はじめまして、管理栄養士の橋本沙也加です。
病院の栄養部で10年間、生活習慣病予防のための栄養指導をしてきました。
独立後は2児の母として毎日を過ごしていますが、正直なところ「今日は野菜が全然足りていない」と感じる日が少なくありません。
そこで今回は、私たちの野菜不足が実際どれくらい深刻なのかを数字で確認し、大麦若葉の成分がその不足分をどう補えるのかを整理してみました。
日本人の野菜摂取量、実は「あと70g」足りていない
野菜不足というと、なんとなくの感覚で語られがちです。
まずは公的なデータで実態を数字にしてみます。
厚生労働省が公表した「令和5年国民健康・栄養調査結果」によると、20歳以上の野菜摂取量の平均値は256.0gでした。
男性は直近10年間で有意に減少し、女性も平成27年以降有意に減少し続けているという結果が出ています。
一方で、生活習慣病予防のために厚生労働省が掲げる目標値は「1日350g以上」です。
厚生労働省のスマート・ライフ・プロジェクトによると、令和元年の調査時点で男性は約290g、女性は約270gにとどまっており、「あと70gの野菜摂取が必要」と指摘されています。
70gと言われてもピンと来ない方もいると思います。
同プロジェクトの資料では、350gという目標値は「お浸しやサラダなどの副菜5〜6皿分」に相当するとされています。
毎食プラス1〜2皿の野菜料理が必要というのが、私たちの現実だということです。
大麦若葉にはどんな成分が含まれているのか
野菜を毎食1〜2皿増やすのが理想ですが、忙しい日々の中では現実的に難しい日もあります。
そこで選択肢に入ってくるのが、大麦若葉を使った青汁のような加工食品です。
大麦若葉には、主に以下の栄養素が含まれています。
- 食物繊維:腸内環境を整える働きが期待される成分
- 鉄:不足すると貧血や倦怠感につながりやすい成分
- カルシウム:骨の健康維持に欠かせないミネラル
- 葉酸:妊娠を考える女性にとって特に重要とされる栄養素
- ビタミンE:抗酸化作用が期待されるビタミン
- ビタミンB2:エネルギー代謝を支えるビタミン
野菜不足を感じたときにこれらの栄養素をまとめて摂れるというのは、忙しい人にとって心強い選択肢だと感じています。
数字で見る大麦若葉の栄養価
栄養素の名前を並べられても、実感が湧きにくいという方も多いはずです。
私が普段クライアントに説明するときは「身近な食材何個分か」という単位に置き換えるようにしています。
例えば、大麦若葉の成分をこうした身近な食材との比較でわかりやすくまとめているのが大麦若葉の成分について詳しく解説されているコラムです。

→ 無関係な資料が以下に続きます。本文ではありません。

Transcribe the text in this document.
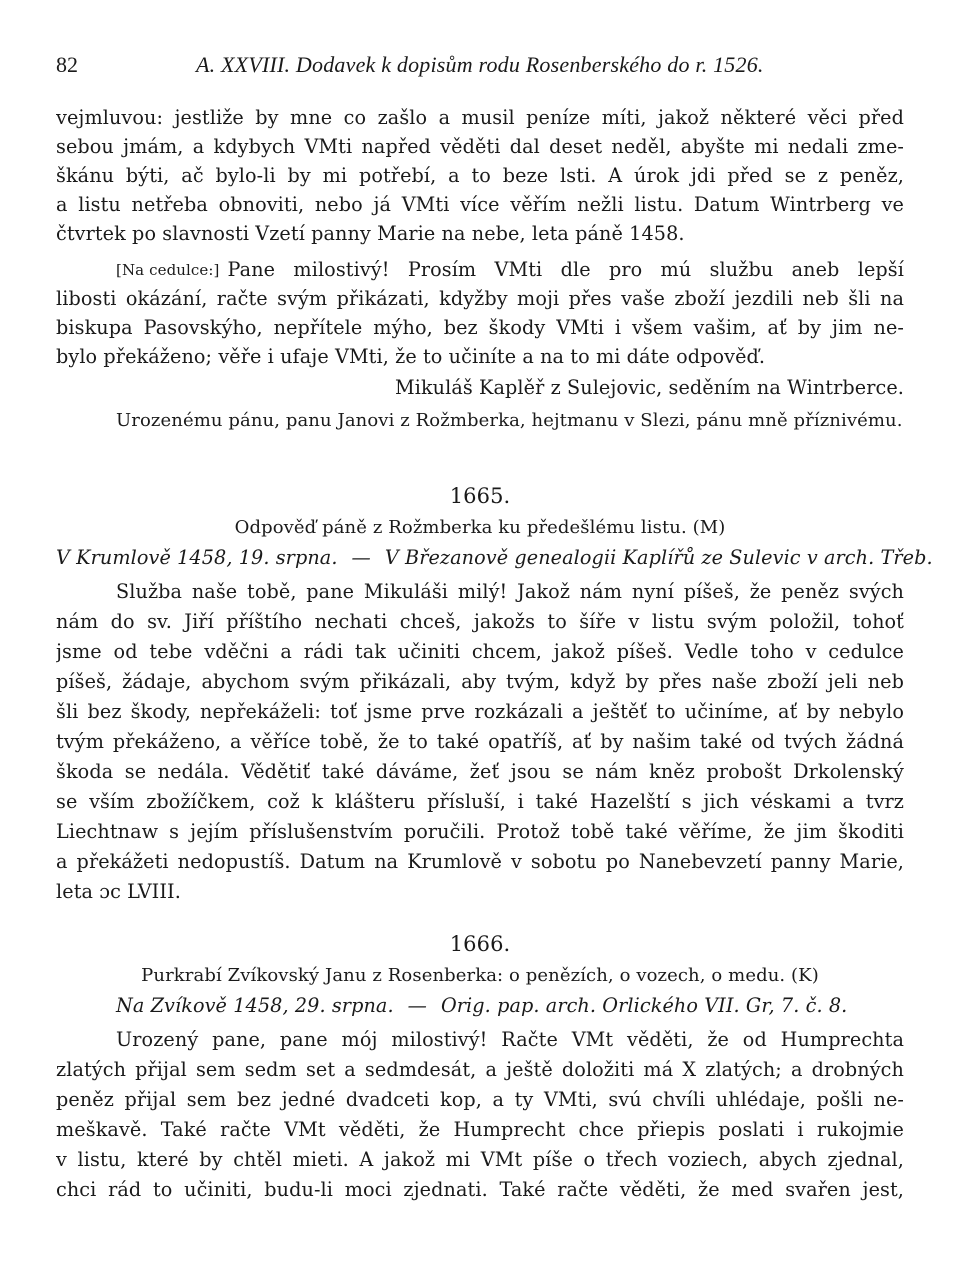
82	A. XXVIII. Dodavek k dopisům rodu Rosenberského do r. 1526.
vejmluvou: jestliže by mne co zašlo a musil peníze míti, jakož některé věci před
sebou jmám, a kdybych VMti napřed věděti dal deset neděl, abyšte mi nedali zme-
škánu býti, ač bylo-li by mi potřebí, a to beze lsti. A úrok jdi před se z peněz,
a listu netřeba obnoviti, nebo já VMti více věřím nežli listu. Datum Wintrberg ve
čtvrtek po slavnosti Vzetí panny Marie na nebe, leta páně 1458.
[Na cedulce:] Pane milostivý! Prosím VMti dle pro mú službu aneb lepší
libosti okázání, račte svým přikázati, kdyžby moji přes vaše zboží jezdili neb šli na
biskupa Pasovskýho, nepřítele mýho, bez škody VMti i všem vašim, ať by jim ne-
bylo překáženo; věře i ufaje VMti, že to učiníte a na to mi dáte odpověď.
Mikuláš Kaplěř z Sulejovic, seděním na Wintrberce.
Urozenému pánu, panu Janovi z Rožmberka, hejtmanu v Slezi, pánu mně příznivému.
1665.
Odpověď páně z Rožmberka ku předešlému listu. (M)
V Krumlově 1458, 19. srpna. — V Březanově genealogii Kaplířů ze Sulevic v arch. Třeb.
Služba naše tobě, pane Mikuláši milý! Jakož nám nyní píšeš, že peněz svých
nám do sv. Jiří příštího nechati chceš, jakožs to šíře v listu svým položil, tohoť
jsme od tebe vděčni a rádi tak učiniti chcem, jakož píšeš. Vedle toho v cedulce
píšeš, žádaje, abychom svým přikázali, aby tvým, když by přes naše zboží jeli neb
šli bez škody, nepřekáželi: toť jsme prve rozkázali a ještěť to učiníme, ať by nebylo
tvým překáženo, a věříce tobě, že to také opatříš, ať by našim také od tvých žádná
škoda se nedála. Vědětiť také dáváme, žeť jsou se nám kněz probošt Drkolenský
se vším zbožíčkem, což k klášteru přísluší, i také Hazelští s jich véskami a tvrz
Liechtnaw s jejím příslušenstvím poručili. Protož tobě také věříme, že jim škoditi
a překážeti nedopustíš. Datum na Krumlově v sobotu po Nanebevzetí panny Marie,
leta ɔc LVIII.
1666.
Purkrabí Zvíkovský Janu z Rosenberka: o penězích, o vozech, o medu. (K)
Na Zvíkově 1458, 29. srpna. — Orig. pap. arch. Orlického VII. Gr, 7. č. 8.
Urozený pane, pane mój milostivý! Račte VMt věděti, že od Humprechta
zlatých přijal sem sedm set a sedmdesát, a ještě doložiti má X zlatých; a drobných
peněz přijal sem bez jedné dvadceti kop, a ty VMti, svú chvíli uhlédaje, pošli ne-
meškavě. Také račte VMt věděti, že Humprecht chce přiepis poslati i rukojmie
v listu, které by chtěl mieti. A jakož mi VMt píše o třech voziech, abych zjednal,
chci rád to učiniti, budu-li moci zjednati. Také račte věděti, že med svařen jest,
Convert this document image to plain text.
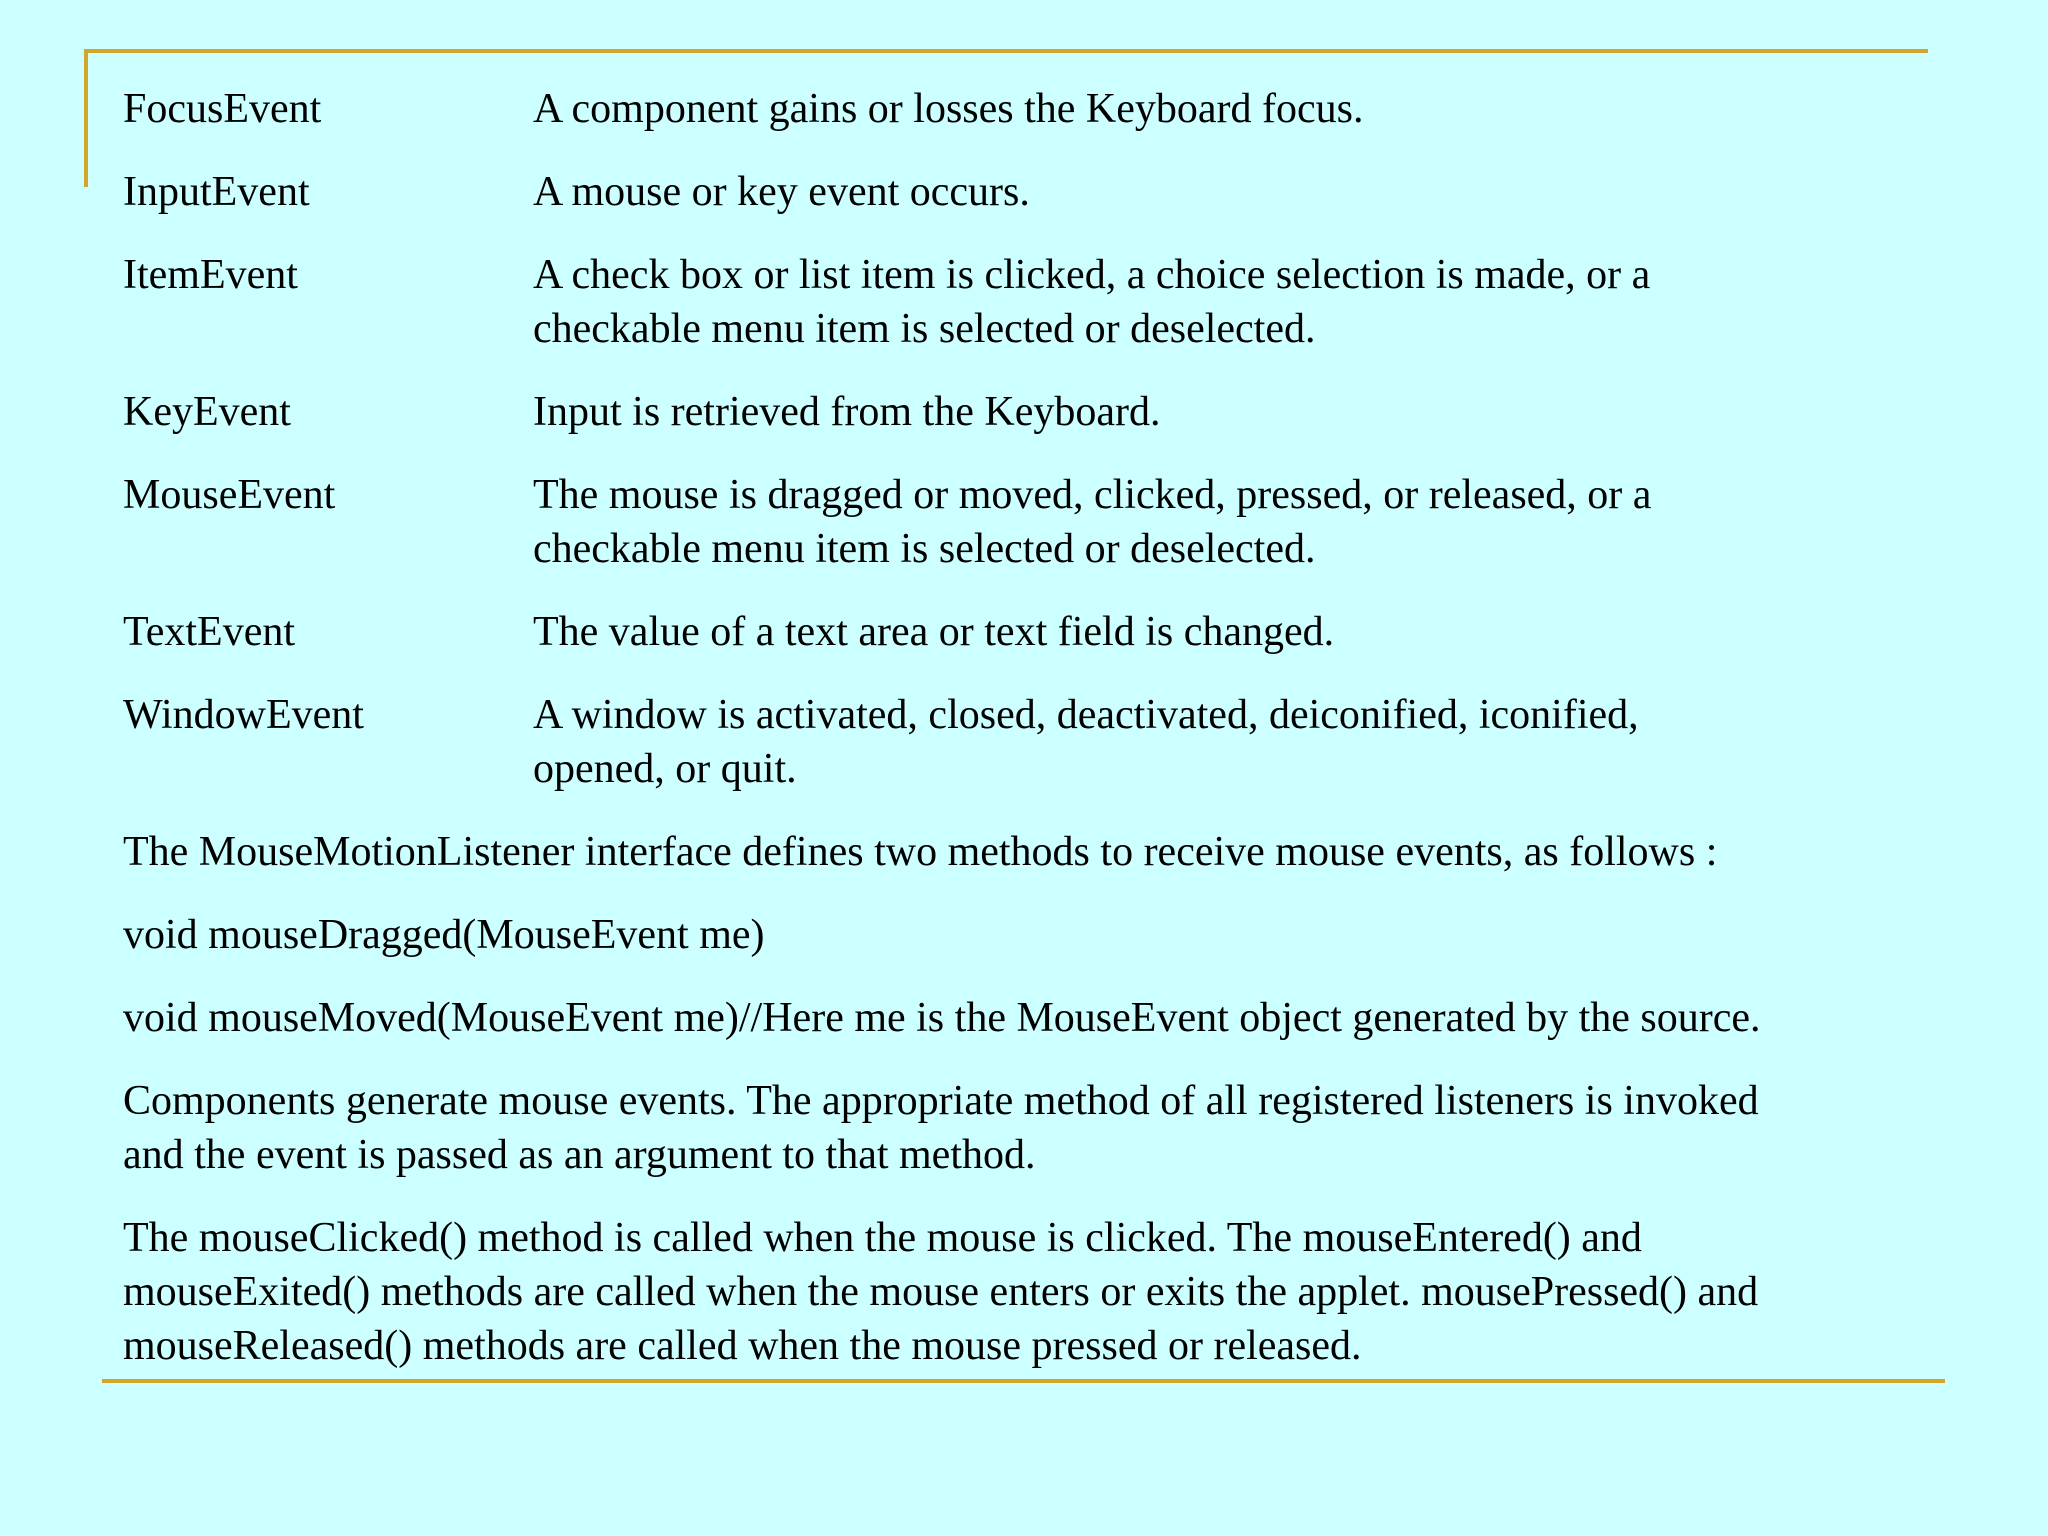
FocusEvent	A component gains or losses the Keyboard focus.
InputEvent	A mouse or key event occurs.
ItemEvent	A check box or list item is clicked, a choice selection is made, or a
checkable menu item is selected or deselected.
KeyEvent	Input is retrieved from the Keyboard.
MouseEvent	The mouse is dragged or moved, clicked, pressed, or released, or a
checkable menu item is selected or deselected.
TextEvent	The value of a text area or text field is changed.
WindowEvent	A window is activated, closed, deactivated, deiconified, iconified,
opened, or quit.
The MouseMotionListener interface defines two methods to receive mouse events, as follows :
void mouseDragged(MouseEvent me)
void mouseMoved(MouseEvent me)//Here me is the MouseEvent object generated by the source.
Components generate mouse events. The appropriate method of all registered listeners is invoked
and the event is passed as an argument to that method.
The mouseClicked() method is called when the mouse is clicked. The mouseEntered() and
mouseExited() methods are called when the mouse enters or exits the applet. mousePressed() and
mouseReleased() methods are called when the mouse pressed or released.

食物繊維がほうれん草何株分に相当するか、鉄分がどの食材と同程度かといった形で紹介されており、栄養成分を数字として捉え直すヒントになります。
こうした比較の仕方は、患者さんや読者に栄養価を実感してもらう上でも参考になる視点だと感じます。
毎日どう取り入れるか、続けやすさが鍵
栄養価が高くても、続けられなければ意味がありません。
私が指導の中で大切にしているのは、次の3点です。
- 味や香りに抵抗がないか、まず少量で試してみる
- 水や牛乳、スムージーなど自分に合った飲み方を見つける
- 毎日決まったタイミングに組み込み、習慣化する
子どもの野菜嫌いに悩む親御さんや、鉄分・葉酸を意識したい女性にとっても、こうした加工食品はあくまで食事を補う位置づけとして活用するのが望ましいと考えています。
主食・主菜・副菜のバランスを整えることが基本であり、青汁のような食品はその不足分を補う手段の一つだということを忘れないようにしたいところです。
まとめ
日本人の野菜摂取量は、目標値である350gに対して平均70gほど不足しているのが現状です。
数字にしてみると、その差は想像以上に大きく感じられたのではないでしょうか。
大麦若葉に含まれる食物繊維や鉄、カルシウム、葉酸などの成分は、こうした不足分を補う一つの手段になり得ます。
まずは今日の食事を振り返り、無理なく続けられる方法を探してみてください。